Both fastCap[ and fastHenry are available as source code to be downloaded, compiled and run on one's PC.

Reply to
dakupoto

1 No. Magnetic flux can easily penetrate copper or silicon with no effect. MMIC integrated circuits can have one inductor or mutual inductances planned. 2 Signals in the inductor are currents of electrons. They go one way at a time. Each turn has a current the same direction. Mutual inductances are two signals self inductance is one signal.
Reply to
Alan Folmsbee

Yes, above I did mention that fastcap and fasthenry are open source. I have had to edit the source and recompile fastcap to make it do exactly what I wanted, but you might not need to.

I mentioned that I used the (at the time closed-source) viewer (fastmodel) from fastfieldsolvers.com because it was useful in allowing the model to be viewed in 3d and rotated, zoomed etc. to find geometrical problems wth the model before simulating.

Reply to
Chris Jones

Not exactly true. A changing magnetic flux penetrating copper or conducting silicon will generate a voltage difference and a circulating current whose magnetic field will tend to cancel the initial magnetic flux. Think "shorted turn".

Charge carriers.

Unless there are positive and negative charge carriers involved.

Self inductance is measured on a single signal.

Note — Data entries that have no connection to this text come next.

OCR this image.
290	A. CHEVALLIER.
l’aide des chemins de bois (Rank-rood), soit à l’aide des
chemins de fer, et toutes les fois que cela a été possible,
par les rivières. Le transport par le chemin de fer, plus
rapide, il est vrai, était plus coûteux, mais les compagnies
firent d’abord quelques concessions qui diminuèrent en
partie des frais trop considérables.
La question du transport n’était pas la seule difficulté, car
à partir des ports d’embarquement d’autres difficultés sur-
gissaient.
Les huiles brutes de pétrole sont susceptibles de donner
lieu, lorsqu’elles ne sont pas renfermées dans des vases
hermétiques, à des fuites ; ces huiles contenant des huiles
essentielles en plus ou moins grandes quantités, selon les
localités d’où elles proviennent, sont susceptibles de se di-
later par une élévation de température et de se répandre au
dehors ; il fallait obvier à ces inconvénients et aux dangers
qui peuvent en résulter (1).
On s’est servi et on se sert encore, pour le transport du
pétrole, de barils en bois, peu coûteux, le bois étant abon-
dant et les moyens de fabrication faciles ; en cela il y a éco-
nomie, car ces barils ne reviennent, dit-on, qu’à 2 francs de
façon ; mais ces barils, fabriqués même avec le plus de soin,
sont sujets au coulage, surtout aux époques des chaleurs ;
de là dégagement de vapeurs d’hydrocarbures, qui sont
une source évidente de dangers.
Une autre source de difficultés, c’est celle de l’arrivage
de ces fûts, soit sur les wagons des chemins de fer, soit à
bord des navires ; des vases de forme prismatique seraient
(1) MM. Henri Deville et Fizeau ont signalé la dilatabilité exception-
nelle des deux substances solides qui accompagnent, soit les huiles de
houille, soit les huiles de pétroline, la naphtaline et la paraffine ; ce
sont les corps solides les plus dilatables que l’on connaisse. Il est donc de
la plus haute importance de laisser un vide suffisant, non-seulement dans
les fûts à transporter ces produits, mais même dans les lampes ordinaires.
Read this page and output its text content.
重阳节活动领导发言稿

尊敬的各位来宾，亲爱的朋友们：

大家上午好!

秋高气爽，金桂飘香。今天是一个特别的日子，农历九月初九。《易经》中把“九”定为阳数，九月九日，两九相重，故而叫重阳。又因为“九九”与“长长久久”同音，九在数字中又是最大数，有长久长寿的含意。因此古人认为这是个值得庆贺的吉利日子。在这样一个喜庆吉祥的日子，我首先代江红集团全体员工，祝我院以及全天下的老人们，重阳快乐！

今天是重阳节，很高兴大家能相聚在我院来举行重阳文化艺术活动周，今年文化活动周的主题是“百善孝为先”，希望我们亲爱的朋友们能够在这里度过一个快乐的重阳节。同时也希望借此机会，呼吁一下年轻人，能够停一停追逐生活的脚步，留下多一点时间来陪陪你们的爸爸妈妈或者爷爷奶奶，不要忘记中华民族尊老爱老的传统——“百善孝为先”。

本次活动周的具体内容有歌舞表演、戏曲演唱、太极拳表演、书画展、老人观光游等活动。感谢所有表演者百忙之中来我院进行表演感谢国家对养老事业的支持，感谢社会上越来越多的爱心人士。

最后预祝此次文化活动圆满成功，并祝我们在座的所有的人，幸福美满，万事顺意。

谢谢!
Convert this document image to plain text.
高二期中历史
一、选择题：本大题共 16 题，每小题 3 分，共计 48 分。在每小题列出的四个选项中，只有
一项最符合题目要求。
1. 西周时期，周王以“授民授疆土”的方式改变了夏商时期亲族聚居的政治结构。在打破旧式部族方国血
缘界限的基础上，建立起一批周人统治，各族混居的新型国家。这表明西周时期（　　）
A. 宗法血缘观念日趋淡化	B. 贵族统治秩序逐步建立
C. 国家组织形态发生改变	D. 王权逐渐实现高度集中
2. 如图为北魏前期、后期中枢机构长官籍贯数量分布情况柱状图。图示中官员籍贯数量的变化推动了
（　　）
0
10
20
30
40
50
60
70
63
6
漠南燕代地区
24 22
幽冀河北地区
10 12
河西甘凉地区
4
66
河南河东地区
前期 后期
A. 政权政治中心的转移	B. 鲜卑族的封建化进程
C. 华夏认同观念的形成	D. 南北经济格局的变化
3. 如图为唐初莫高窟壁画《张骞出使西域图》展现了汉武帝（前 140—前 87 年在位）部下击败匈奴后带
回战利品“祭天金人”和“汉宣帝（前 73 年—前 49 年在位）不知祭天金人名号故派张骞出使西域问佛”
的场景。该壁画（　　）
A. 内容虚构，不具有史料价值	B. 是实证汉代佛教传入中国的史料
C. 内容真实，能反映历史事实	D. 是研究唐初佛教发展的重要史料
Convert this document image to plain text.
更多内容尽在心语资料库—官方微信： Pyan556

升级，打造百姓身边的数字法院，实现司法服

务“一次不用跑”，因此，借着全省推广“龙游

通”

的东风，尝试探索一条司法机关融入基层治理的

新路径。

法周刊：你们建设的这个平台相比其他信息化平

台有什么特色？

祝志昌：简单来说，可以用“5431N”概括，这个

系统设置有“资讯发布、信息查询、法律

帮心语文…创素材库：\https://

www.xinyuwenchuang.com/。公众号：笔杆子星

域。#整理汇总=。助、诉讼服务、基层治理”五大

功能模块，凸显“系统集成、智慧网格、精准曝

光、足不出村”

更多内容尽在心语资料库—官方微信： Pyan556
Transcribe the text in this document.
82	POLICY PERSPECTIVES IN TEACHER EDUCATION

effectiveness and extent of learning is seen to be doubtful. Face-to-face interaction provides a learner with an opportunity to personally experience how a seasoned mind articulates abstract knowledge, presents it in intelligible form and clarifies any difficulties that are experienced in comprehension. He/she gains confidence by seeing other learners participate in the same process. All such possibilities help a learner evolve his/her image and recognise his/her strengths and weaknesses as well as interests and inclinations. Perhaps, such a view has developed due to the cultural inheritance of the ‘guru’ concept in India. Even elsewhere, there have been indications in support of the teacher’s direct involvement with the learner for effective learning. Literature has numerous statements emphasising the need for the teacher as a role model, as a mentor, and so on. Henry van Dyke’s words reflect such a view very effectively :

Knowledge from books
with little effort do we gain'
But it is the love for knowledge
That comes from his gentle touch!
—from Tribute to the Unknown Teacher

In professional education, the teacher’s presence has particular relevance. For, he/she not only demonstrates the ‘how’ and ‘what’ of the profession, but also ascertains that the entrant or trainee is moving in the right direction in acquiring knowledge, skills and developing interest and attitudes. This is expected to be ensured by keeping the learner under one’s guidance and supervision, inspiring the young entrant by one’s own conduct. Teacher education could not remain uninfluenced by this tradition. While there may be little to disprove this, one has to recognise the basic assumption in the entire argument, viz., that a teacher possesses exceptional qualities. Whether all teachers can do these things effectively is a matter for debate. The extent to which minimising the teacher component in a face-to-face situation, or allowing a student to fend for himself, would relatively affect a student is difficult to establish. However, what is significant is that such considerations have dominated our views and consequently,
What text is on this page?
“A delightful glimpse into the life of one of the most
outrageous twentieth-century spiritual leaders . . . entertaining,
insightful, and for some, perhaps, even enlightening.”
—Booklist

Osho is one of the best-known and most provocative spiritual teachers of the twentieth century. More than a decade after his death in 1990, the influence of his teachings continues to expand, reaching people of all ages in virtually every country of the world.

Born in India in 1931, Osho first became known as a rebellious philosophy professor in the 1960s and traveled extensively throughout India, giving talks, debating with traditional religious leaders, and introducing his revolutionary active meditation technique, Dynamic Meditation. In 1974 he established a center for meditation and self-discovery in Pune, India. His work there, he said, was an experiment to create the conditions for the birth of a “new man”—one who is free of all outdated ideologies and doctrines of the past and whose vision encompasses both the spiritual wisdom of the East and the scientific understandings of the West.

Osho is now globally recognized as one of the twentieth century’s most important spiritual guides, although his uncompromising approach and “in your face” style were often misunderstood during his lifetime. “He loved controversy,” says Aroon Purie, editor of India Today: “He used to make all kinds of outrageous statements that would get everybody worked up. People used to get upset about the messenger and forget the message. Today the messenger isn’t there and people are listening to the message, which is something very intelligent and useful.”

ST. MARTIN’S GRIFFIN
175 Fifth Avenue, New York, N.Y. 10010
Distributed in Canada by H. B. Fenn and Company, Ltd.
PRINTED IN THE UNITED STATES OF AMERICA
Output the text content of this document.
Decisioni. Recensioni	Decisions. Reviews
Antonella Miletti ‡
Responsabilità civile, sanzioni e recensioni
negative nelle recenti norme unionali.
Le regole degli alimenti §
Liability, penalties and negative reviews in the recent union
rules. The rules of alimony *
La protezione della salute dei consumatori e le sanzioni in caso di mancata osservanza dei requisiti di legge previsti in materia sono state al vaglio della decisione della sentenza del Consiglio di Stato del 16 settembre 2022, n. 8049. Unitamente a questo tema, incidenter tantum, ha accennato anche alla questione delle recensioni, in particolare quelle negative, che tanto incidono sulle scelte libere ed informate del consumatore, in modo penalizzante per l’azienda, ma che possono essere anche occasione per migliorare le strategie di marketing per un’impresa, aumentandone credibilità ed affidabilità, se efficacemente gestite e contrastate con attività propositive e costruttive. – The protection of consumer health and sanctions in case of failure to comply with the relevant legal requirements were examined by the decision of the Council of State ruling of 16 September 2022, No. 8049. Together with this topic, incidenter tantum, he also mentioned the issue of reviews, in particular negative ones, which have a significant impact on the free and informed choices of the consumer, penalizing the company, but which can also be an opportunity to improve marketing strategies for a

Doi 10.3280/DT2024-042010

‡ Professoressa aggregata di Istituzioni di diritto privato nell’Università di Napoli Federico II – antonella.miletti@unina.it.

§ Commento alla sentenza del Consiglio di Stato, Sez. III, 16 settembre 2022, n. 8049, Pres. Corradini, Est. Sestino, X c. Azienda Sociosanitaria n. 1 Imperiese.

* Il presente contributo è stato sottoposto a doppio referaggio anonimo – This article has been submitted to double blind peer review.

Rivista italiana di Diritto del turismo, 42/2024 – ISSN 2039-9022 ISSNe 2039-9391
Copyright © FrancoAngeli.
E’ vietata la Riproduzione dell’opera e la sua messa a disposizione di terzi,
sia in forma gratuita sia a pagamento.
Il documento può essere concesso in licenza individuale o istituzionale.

Mutual inductance documents the influence of one signal on a second signal.

--
Bill Sloman, Sydney
Reply to
bill.sloman

Yes Bill, high frequencies are different than DC inductor currents. A MMIC micromechanical integrated circuit might use DC in an inductor for a mechanical cantilever. I will not provide a categorically thorough education in this chat room.

Bill says the eddy currents will "tend" to cancel the primary field. Yes, that tendency can be insignificant or important depending on the frequency range.

Hey Darku, what is your frequency range in the planar inductor? All?